This Is the Dawning of the Age of the Online Course: Reimagining Introduction to Theatre
Since its 2015 pilot, Florida State University’s fully online Introduction to Theatre for Non-Majors (THE2000) has become a poster-child for FSU’s respected distance-learning programs. Our case study offers the dual perspectives of co-designers Elizabeth Osborne, professor of THE2000, and Shelby Lunderman, teaching assistant. In this article, we outline the pedagogical goals and administrative details of THE2000, then focus our experiences on the day-to-day running of this large, general education course by delving into two major areas: the culminating course assignment (a.k.a., the Outreach Project) and the discussion boards. In so doing, we use our failures and successes to frame best practices for others charged with reimagining Introduction to Theatre courses in an online format.
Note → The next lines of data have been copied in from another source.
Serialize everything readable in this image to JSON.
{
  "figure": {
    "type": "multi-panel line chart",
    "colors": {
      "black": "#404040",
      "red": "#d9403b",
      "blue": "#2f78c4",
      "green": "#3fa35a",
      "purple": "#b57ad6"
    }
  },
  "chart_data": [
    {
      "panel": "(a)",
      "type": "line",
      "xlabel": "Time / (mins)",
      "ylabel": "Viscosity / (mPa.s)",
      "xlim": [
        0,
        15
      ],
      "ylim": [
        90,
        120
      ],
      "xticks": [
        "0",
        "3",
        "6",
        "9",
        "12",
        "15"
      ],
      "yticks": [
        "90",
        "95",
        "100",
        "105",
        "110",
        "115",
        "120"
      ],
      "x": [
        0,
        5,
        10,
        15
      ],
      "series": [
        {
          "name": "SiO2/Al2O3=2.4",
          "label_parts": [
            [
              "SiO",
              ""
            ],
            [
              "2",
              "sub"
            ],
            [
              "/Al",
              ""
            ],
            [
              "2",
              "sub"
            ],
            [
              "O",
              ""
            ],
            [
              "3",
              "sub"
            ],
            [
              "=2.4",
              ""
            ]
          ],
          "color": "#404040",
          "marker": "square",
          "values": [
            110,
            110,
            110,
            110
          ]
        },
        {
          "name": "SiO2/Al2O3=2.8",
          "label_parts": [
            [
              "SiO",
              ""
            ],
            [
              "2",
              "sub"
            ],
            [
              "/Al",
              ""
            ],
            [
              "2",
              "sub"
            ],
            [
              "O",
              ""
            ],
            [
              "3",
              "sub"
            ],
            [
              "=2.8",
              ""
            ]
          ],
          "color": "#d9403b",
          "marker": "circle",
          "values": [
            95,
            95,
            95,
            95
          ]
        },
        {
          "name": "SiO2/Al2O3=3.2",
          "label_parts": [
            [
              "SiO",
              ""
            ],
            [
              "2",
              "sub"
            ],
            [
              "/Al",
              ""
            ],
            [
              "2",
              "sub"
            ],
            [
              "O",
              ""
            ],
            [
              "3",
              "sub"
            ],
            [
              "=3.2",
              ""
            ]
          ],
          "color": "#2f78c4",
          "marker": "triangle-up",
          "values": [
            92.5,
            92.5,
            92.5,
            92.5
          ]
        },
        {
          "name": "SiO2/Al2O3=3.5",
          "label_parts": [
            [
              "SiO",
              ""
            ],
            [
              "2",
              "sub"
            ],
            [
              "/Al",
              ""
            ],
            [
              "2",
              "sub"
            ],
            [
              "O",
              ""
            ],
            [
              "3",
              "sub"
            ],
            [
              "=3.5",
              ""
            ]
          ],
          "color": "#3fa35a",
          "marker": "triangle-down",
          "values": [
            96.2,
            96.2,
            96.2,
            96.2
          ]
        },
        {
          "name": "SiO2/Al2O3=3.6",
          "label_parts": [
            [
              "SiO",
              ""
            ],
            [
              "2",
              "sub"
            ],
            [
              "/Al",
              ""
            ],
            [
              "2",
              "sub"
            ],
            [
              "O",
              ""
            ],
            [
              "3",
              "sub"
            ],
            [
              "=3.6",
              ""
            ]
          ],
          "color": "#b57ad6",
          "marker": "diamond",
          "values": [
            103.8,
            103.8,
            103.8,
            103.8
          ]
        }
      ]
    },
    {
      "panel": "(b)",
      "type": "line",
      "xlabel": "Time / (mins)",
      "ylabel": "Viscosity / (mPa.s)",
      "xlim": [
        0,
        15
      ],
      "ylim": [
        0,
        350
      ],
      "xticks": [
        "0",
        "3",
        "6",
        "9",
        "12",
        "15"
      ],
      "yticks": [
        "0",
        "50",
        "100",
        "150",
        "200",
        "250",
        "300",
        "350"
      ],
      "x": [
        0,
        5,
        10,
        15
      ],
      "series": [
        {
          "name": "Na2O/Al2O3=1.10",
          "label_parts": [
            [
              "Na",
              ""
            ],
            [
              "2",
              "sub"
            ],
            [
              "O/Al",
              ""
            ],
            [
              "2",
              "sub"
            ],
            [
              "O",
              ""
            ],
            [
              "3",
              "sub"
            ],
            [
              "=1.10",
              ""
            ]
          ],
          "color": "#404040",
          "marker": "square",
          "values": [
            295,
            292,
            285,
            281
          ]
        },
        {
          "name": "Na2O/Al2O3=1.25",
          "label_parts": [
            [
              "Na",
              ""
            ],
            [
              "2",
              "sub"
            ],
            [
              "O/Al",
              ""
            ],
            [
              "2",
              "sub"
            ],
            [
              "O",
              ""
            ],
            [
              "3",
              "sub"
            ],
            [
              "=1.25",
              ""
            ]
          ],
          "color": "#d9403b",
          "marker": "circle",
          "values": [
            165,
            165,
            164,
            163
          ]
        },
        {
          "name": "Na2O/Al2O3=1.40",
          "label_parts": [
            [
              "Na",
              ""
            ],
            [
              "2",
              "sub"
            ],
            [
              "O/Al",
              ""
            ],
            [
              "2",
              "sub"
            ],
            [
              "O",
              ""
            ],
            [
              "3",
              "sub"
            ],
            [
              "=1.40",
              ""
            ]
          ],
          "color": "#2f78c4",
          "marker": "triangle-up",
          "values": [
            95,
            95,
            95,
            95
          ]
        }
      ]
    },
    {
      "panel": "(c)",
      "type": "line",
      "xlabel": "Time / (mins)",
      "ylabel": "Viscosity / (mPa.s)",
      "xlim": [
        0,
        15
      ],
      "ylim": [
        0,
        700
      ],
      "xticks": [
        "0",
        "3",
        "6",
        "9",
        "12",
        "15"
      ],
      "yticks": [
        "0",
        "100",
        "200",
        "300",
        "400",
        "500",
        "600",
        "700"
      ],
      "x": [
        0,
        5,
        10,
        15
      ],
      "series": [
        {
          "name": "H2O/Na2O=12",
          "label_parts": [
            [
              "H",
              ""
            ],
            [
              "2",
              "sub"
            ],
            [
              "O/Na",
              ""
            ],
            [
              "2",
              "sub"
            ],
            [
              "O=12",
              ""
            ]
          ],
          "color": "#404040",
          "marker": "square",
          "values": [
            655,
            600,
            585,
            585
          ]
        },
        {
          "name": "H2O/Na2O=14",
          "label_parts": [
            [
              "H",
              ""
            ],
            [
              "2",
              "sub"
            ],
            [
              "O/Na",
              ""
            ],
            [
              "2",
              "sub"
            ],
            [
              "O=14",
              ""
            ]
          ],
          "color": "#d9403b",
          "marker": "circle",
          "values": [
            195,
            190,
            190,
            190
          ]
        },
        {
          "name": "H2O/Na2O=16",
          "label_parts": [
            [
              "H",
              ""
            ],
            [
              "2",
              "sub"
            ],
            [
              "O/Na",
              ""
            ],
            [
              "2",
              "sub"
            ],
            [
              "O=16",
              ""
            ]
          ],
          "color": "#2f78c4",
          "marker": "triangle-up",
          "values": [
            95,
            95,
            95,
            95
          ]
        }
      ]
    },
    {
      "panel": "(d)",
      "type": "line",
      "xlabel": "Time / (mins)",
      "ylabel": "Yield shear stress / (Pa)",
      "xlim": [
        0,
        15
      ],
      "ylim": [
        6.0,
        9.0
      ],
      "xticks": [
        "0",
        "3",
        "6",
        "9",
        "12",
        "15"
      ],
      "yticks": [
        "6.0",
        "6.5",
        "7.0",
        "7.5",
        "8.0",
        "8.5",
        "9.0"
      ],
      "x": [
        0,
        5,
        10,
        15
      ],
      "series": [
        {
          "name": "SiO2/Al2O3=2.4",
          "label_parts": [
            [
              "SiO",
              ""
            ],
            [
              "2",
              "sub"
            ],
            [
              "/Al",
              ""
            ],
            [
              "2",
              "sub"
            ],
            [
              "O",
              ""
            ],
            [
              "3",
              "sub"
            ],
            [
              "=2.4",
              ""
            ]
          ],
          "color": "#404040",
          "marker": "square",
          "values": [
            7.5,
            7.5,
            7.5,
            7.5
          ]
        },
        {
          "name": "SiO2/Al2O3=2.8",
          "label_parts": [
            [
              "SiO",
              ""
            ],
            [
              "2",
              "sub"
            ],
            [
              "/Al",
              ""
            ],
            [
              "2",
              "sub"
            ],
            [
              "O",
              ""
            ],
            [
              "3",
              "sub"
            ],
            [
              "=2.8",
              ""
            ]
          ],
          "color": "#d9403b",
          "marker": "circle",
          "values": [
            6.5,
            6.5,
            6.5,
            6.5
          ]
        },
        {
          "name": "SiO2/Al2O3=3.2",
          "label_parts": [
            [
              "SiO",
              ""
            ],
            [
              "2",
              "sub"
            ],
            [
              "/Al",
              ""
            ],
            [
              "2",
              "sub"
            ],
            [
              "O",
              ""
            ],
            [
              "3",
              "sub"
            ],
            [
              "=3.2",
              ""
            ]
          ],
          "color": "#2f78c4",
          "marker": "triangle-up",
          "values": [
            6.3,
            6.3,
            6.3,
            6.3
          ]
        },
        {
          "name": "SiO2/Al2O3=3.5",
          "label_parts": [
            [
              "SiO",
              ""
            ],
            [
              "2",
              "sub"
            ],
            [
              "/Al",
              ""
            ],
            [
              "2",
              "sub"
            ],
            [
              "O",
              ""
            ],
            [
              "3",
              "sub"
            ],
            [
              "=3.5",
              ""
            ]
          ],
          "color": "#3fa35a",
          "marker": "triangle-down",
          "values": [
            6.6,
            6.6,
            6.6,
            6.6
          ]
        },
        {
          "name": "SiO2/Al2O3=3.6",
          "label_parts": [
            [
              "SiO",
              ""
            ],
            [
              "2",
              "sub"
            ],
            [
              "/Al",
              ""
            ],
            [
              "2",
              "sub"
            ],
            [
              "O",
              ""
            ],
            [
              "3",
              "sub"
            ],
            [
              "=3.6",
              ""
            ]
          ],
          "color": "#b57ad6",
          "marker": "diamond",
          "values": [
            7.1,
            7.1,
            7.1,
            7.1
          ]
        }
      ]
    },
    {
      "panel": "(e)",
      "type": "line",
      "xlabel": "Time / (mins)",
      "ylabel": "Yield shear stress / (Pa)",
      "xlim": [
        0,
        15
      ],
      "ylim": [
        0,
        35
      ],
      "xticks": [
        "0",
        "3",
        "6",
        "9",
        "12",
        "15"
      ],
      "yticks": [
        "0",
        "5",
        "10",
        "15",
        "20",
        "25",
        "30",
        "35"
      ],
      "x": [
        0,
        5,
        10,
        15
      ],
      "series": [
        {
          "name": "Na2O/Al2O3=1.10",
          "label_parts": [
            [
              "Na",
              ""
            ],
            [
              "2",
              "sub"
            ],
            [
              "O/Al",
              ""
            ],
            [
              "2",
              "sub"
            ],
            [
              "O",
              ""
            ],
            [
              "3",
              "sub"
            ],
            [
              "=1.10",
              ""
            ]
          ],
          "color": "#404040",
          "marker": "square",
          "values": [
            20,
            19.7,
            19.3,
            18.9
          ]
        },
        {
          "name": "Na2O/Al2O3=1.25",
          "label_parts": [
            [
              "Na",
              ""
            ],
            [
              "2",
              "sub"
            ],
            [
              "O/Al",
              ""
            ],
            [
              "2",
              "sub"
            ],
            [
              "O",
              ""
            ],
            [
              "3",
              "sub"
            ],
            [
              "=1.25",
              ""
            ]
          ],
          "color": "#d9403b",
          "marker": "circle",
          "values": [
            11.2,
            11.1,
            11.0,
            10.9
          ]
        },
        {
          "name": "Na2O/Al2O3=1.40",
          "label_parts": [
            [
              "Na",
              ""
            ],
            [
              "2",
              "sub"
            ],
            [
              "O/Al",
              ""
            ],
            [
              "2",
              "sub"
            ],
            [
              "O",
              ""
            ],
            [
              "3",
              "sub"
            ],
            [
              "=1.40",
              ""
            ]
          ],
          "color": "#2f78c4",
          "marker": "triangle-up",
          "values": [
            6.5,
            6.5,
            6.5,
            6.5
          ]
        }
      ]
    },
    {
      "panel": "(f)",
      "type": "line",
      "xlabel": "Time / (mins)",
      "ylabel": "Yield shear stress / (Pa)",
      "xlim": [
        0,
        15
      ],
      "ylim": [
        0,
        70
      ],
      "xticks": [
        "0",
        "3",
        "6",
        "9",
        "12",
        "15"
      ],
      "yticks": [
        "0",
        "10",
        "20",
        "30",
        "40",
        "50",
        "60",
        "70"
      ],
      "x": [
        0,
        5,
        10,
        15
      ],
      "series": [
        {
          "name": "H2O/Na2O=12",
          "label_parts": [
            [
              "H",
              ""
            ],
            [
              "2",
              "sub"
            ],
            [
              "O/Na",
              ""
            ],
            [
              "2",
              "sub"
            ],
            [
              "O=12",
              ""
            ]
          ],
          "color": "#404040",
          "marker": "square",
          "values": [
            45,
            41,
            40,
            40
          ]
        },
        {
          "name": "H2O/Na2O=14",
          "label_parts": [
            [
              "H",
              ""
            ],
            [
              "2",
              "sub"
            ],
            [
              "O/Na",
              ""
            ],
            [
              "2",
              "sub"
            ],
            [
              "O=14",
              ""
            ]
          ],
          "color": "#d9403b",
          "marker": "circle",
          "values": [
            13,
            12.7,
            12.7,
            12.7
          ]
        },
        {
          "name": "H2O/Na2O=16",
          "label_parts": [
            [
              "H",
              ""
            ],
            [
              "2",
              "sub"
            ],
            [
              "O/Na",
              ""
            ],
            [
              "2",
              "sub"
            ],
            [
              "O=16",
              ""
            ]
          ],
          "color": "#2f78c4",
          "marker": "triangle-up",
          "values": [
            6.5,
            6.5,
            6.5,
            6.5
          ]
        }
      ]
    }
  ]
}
Our article explores questions of pedagogical framing, daily experiences, and practical issues of course creation. How might we balance the communal liveness and ephemerality of theatre with the solitary and fixed nature of an online course? How can we continue to challenge students to think critically and grow to appreciate and engage with cultural diversity? How can we build community and compassion in the virtual classroom? How can technology enliven the course? And, as a much larger goal, how might this course demonstrate to the university administration that theatre is a unique and vital component of the liberal studies core and higher education as a whole?